На причале рыбаки окружили пожилого мужчину с двумя подбородками, крючковатым носом и устало-безразличными глазами. Это был приемщик рыбы. А окружившие его — сдатчики. Среди них и Сеня Кацев.
От приемщика зависит главное — определение сортности. А от сортности, как известно, и оплата. Поэтому так и увивались вокруг него представители бригад. Приемщик был до чертиков уставшим. Это было видно даже издалека, с выборочной площадки сейнера, на которой стояли, покуривая, Осеев с Погожевым. В разгар путины специалисты рыбного дела буквально сутками не покидали причалов, выдерживая со стороны рыбаков десятки зачастую совершенно несправедливых нападок. Приемщик не такой уж бог и царь при сдаче рыбы бригадами, как это казалось некоторым. Над ним висели различные прейскуранты и инструкции. Да и контроль за качеством принимаемой рыбы тоже не дремал. И все равно, на причалах рыбзаводов и на рефрижераторах приемщики считались личностями первой величины. Кэпбриги старались водить с ними дружбу или хотя бы знакомство.

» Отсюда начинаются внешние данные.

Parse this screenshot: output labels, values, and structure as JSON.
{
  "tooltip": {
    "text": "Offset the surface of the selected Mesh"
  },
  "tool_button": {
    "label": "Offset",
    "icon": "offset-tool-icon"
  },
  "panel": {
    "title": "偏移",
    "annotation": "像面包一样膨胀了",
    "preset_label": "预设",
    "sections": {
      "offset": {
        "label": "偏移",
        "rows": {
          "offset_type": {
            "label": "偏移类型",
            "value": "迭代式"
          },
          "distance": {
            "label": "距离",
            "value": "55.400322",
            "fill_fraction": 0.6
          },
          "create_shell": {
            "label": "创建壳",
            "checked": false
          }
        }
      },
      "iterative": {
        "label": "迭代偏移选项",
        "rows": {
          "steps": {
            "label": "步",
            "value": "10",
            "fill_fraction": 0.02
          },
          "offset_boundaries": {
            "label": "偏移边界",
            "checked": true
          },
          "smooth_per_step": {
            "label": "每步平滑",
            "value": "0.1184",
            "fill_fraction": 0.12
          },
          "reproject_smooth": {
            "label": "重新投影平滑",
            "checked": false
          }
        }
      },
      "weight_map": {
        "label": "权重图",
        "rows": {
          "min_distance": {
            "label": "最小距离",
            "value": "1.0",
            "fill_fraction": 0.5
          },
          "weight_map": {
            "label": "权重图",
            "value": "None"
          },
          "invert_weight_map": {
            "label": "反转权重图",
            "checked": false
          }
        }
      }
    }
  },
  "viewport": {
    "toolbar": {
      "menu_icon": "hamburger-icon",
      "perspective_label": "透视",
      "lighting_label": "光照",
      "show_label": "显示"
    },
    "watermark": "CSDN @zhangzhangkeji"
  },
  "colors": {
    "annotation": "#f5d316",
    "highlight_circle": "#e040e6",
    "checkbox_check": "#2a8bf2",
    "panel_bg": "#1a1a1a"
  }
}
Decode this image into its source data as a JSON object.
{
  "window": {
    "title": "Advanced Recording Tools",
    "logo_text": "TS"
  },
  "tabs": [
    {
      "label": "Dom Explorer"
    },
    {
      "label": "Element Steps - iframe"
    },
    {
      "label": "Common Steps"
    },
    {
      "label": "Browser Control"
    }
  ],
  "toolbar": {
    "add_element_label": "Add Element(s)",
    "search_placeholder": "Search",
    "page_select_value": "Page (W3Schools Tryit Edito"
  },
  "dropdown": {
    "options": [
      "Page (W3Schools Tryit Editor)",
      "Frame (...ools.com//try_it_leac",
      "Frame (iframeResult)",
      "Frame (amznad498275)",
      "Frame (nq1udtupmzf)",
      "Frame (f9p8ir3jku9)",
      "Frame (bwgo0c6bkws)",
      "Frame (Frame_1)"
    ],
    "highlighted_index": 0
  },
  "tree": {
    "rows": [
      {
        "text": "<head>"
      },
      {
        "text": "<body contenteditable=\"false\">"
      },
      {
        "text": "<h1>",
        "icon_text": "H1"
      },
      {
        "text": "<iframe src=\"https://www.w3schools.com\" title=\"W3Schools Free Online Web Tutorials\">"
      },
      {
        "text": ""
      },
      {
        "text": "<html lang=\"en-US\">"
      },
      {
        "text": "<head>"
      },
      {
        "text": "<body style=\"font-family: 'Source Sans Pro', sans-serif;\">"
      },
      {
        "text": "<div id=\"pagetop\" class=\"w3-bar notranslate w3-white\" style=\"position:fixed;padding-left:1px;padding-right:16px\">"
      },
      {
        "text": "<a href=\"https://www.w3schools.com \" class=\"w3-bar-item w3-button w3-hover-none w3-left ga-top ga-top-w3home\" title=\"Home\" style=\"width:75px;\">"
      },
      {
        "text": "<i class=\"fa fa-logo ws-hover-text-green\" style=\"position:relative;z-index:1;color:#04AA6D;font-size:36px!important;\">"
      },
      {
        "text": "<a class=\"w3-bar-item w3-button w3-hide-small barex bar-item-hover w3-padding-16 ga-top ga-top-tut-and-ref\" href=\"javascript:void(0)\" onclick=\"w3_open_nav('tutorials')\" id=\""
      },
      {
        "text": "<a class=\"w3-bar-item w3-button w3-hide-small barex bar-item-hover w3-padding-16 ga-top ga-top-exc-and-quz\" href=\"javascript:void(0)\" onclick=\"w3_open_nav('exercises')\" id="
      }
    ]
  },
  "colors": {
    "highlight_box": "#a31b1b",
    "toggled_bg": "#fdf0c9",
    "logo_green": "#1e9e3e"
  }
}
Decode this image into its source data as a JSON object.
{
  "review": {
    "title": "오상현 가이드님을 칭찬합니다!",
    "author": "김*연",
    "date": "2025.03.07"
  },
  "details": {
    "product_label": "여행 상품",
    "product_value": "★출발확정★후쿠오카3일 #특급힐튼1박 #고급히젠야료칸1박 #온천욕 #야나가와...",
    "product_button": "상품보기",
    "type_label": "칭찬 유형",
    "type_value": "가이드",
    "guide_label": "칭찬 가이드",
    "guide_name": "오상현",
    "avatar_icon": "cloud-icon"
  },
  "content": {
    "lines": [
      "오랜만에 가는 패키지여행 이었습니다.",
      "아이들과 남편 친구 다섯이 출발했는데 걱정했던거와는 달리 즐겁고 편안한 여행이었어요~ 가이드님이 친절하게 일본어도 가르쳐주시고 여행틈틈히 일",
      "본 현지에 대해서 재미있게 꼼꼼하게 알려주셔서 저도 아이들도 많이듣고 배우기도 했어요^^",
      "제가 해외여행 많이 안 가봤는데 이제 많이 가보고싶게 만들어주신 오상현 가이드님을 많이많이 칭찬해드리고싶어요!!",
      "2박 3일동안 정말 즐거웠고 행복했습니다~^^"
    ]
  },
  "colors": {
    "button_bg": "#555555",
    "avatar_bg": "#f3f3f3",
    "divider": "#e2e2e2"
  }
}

В «Дружбе» первенство по корешам среди приемщиков держал Платон Васильевич Малыгин. Хотя не будь он первым на лову, едва ли бы помогли ему дружки-приемщики быть в числе фартовых кэпбригов. Как говорится, бог-то бог, да сам не будь плох. Хотя кое-кто из рыбаков упорно приписывал Малыгину успехи в выполнении планов за счет его дружбы с приемщиками. Чуть чего, так открыто и говорили:
— Чему удивляться-то. У Платона там приемщик закадычный кореш.
Малыгин слушал о себе такое, в ответ лишь загадочно ухмылялся: мол, кто вам не велит, и вы заведите корешей...
Город еще спал, весь в розоватой утренней дымке. Было свежо. Погожев зашел в каюту, накинул на плечи капитанский старый бушлат и вернулся на палубу.
Около раскрытых дверей камбуза, на котором уже хлопотал Леха, стояли Осеев и стармех Ухов.
— Сейчас на первый троллейбус и прямо к нему. И сразу же обратно, — говорил Фомич, держа под мышкой сверток из плотной бумажной мешковины.
— Давай двигай, — кивнул Осеев. И, увидав Погожева, сказал: — К лейтенанту Воронову. Пусть отвезет свежей рыбки.
— Правильно, — согласился Погожев. — Привет ему от нас.
Стармех, встав на планширь, спрыгнул на причал и тут же затерялся во всей этой толчее людей и техники.
На сейнере не успели сдать рыбу, как Фомич уже вернулся обратно. И с ним — Филя, закадычный дружок Кости Торбущенко.
Вначале Погожев подумал, что где-то по соседству с ними стоит сейнер Торбущенко. У него даже мелькнула мысль сбегать к ним. Уж очень хотелось повидаться с Костей и с инженером Селениным, взглянуть в их повеселевшие лица, лично поздравить с удачей.
Но на вопрос Погожева, где стоит их сейнер, Филя ответил молчанием. Только еще громче начал сопеть своим мясистым пористым носом. У Фили бычья шея, иссиня-красное лицо и заросший грязно-серой щетиной подбородок. Опущенные вниз углы тонких губ зло подергивались.
Погожев перевел взгляд на стармеха.
— А, черт бы побрал этого Филю! — махнув рукой, недовольным голосом произнес Фомич. — Прилип ко мне, как банный лист. А впрочем, пусть сам все расскажет. Мне еще надо успеть забункероваться водой и соляркой. — И ушел.
Только тут Погожев заметил у Фили в руках потрепанный чемоданчик.